1 ‘A Dutch view of Christian philosophy’ in The Complete Works of Hans Rookmaaker edited by Marleen Hengelaar-Rookmaaker Vol 6 Part III The L'Abri Lectures. (Piquant, 2005).

Steve Bishop

5 comments:

Paul said...

I'm intrigued as to why he is described as a verificationist. Do you think there is anything in that? (Or does it rank alongside the charge made a few years ago that Roy Clouser is a positivist!)

I'm a big fan of verificationism, but I'd be surprised if Schaeffer was as well!

Steve Bishop said...

It was Gordon R Lewis in 'Schaeffer's apologetic method' Reflections on Francis Schaefer ed R W Ruegsegger (Zondervan, 1986) p. 86 (cited in S R Burson and J L Walls C S Lewis and Francis Schaeffer (IVP< 1988) that described Schaeffer as a verificationist.

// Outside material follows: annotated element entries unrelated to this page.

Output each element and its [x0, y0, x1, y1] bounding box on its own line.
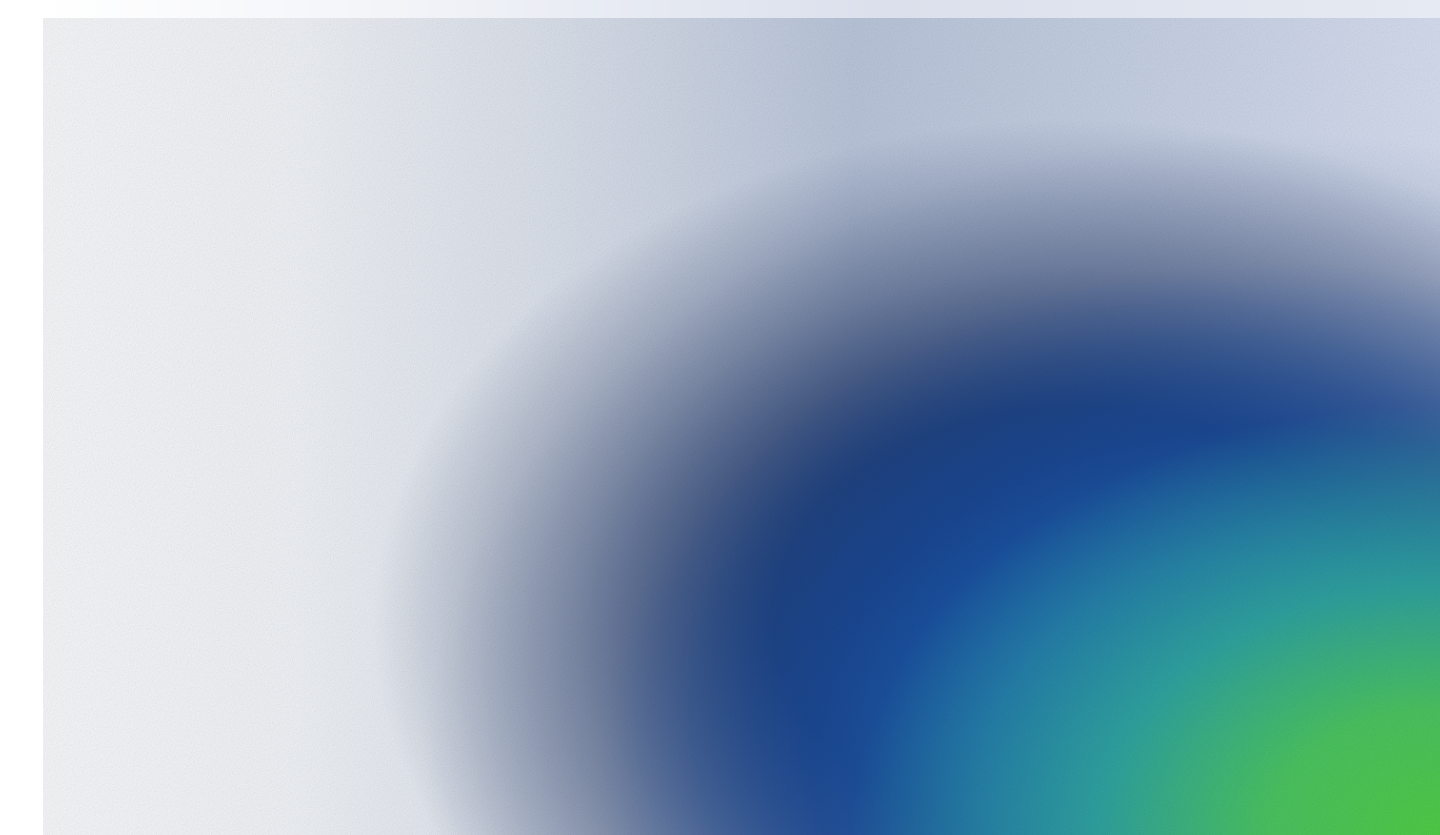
page-canvas — [0, 0, 1440, 835]
gradient-hero-panel — [43, 18, 1440, 835]
top-edge-fade — [43, 0, 1440, 18]
blue-green-gradient — [43, 18, 1440, 835]
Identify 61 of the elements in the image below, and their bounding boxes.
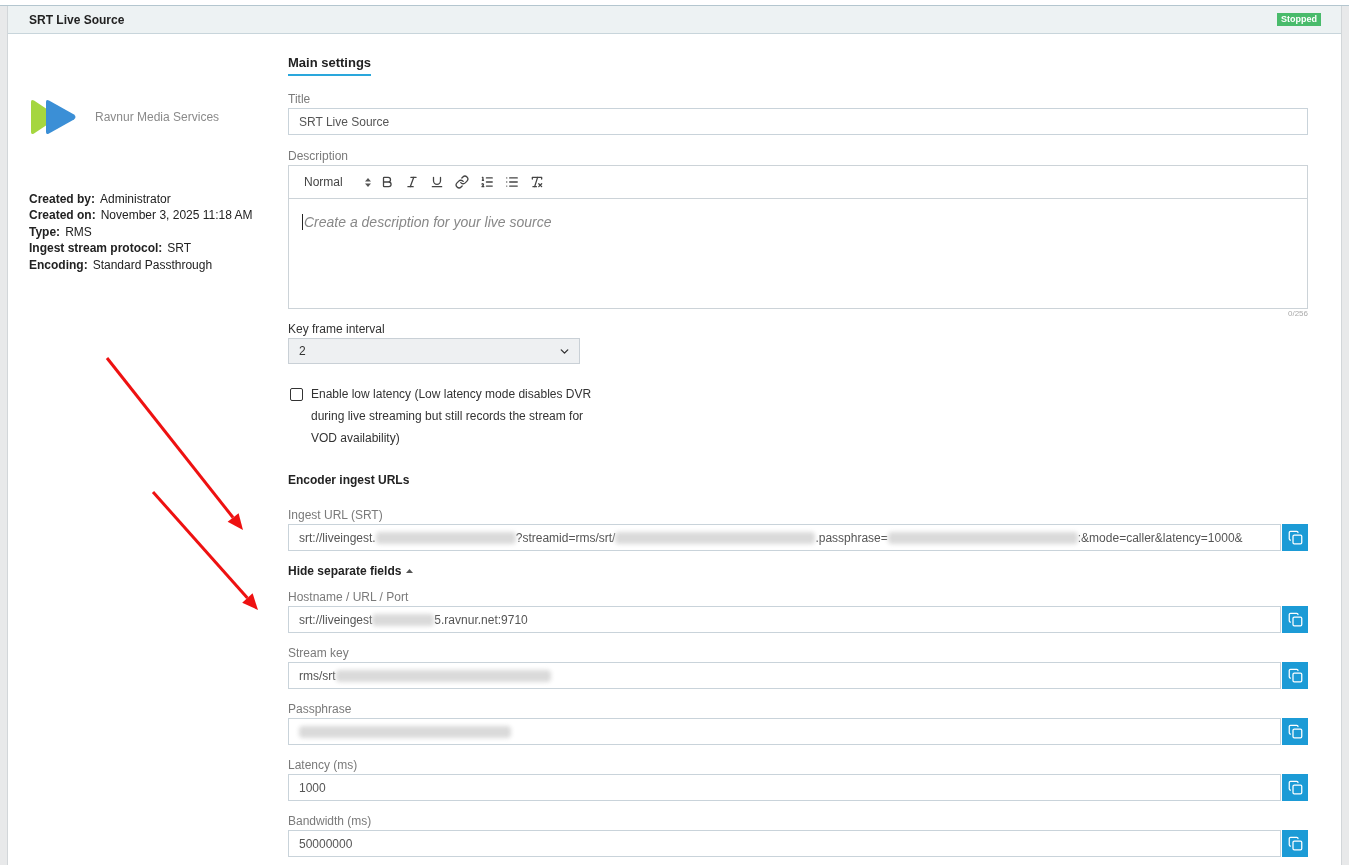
field-label: Title [288,92,311,106]
redacted-blur [372,613,435,626]
detail-value: Administrator [100,191,171,208]
field-label: Stream key [288,646,349,660]
field-label: Key frame interval [288,322,385,336]
input-field[interactable]: srt://liveingest 5.ravnur.net:9710 [288,606,1281,633]
input-field[interactable]: 1000 [288,774,1281,801]
copy-button[interactable] [1282,718,1308,745]
field-label: Description [288,149,349,163]
bullet-list-icon [505,175,520,189]
input-field[interactable] [288,718,1281,745]
title-field[interactable]: SRT Live Source [288,108,1308,135]
input-field[interactable]: rms/srt [288,662,1281,689]
detail-value: SRT [167,240,192,257]
link-icon [455,175,470,189]
bold-icon [380,175,395,189]
underline-icon [430,175,445,189]
checkbox[interactable] [290,388,303,401]
up-down-arrows-icon [364,177,371,187]
copy-button[interactable] [1282,662,1308,689]
format-dropdown[interactable]: Normal [304,173,371,191]
copy-icon [1287,780,1303,795]
copy-icon [1287,530,1303,545]
detail-label: Type: [29,223,61,241]
detail-value: RMS [65,223,92,241]
detail-label: Created on: [29,207,96,224]
detail-label: Encoding: [29,256,88,274]
page-title: SRT Live Source [29,11,125,29]
copy-button[interactable] [1282,830,1308,857]
copy-icon [1287,724,1303,739]
input-field[interactable]: srt://liveingest. ?streamid=rms/srt/ .passphrase= :&mode=caller&latency=1000& [288,524,1281,551]
detail-label: Created by: [29,191,96,208]
tab[interactable]: Main settings [288,54,372,76]
company-name: Ravnur Media Services [95,109,220,126]
description-field[interactable]: Create a description for your live source [289,199,1307,308]
copy-icon [1287,668,1303,683]
detail-value: Standard Passthrough [92,256,213,274]
detail-value: November 3, 2025 11:18 AM [100,207,253,224]
status-badge: Stopped [1277,13,1321,26]
copy-icon [1287,612,1303,627]
copy-icon [1287,836,1303,851]
section-heading: Encoder ingest URLs [288,473,410,487]
copy-button[interactable] [1282,606,1308,633]
clear-format-icon [530,175,545,189]
field-label: Latency (ms) [288,758,358,772]
play-logo-icon [29,99,77,135]
key-frame-select[interactable]: 2 [288,338,580,364]
detail-label: Ingest stream protocol: [29,240,163,257]
field-label: Bandwidth (ms) [288,814,372,828]
field-label: Hostname / URL / Port [288,590,409,604]
ordered-list-icon [480,175,495,189]
caret-up-icon [406,569,414,573]
copy-button[interactable] [1282,774,1308,801]
toggle-fields-link[interactable]: Hide separate fields [288,564,414,578]
italic-icon [405,175,420,189]
field-label: Ingest URL (SRT) [288,508,383,522]
checkbox-label: Enable low latency (Low latency mode disables DVR during live streaming but still records the stream for VOD availability) [311,386,593,447]
field-label: Passphrase [288,702,352,716]
input-field[interactable]: 50000000 [288,830,1281,857]
copy-button[interactable] [1282,524,1308,551]
character-counter: 0/256 [1287,309,1308,319]
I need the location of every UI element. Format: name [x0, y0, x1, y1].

I suspect that what Lewis meant was that he compared hypotheses with the various data to see what makes best sense. I'm not convinced that Schaeffer was a verificationist; probably, more an inconsistent presuppositionalist.

Paul said...

Thanks Steve.

I take it that verificationism in apologetics and in philosophy is quite different.

Jeremy Pierce said...

Verificationism is a dummy label. You can be a verificationist about meaning, i.e. something has no meaning unless it can be verified empirically. You can be a verificationist about truth. Something can't be true without being verifiable. And so on.

Now to evaluate whether Schaeffer was a verificationist, I'd need to know what he is supposed to have been a verificationist about. It's certainly not truth or meaning, and it's nothing that entails any sort of empiricism either. My suspicion is that it's just an inaccurate label.

As for Aquinas, I wouldn't trust anything Schaeffer said about him. Schaeffer may not have been a verificationist, but he certainly wasn't a careful historian of philosophy either. He blamed things in the Enlightenment on things in Aquinas that had nothing to do with what happened in the Enlightenment. I started reading How Shall We Then Live? and gave up a few pages in, because his treatment of thinkers was so ridiculously straw mannish that I really didn't want to bother wasting my time continuing.

Jeremy Pierce said...

As for presuppostionism, I think Schaeffer did call himself that but only because he didn't understand what the view amounts to. He wasn't anything like Van Til, Clark, Bahnsen, or any of the other standard cases of presuppositionalism. You might call his view soft presuppositionalism or something like that. The hard presuppositionalist thinks it's inapppropriate to offer arguments for God's existence based on the premises that non-believers accept, leaving the presuppositionalist with no choice but to give question-begging arguments that will accomplish absolutely nothing. Schaeffer was willing to give arguments. He just thought the best way to do it was to start with the presuppositions of non-believers and then examine them. So in the end he was doing something with presuppositions. It was just the very thing that presuppositionalists forbid.

(This being said, it's hard to resist pointing out that presuppositionalists endorse transcendental forms of the classic arguments for God without admitting that those arguments are the same classic arguments found in Aquinas and so on, just presented from a different perspective. So presuppositionalism is just confused to begin with, and maybe what Schaeffer is doing isn't as far from what they actually do, even if it's contrary to what they say they can do.)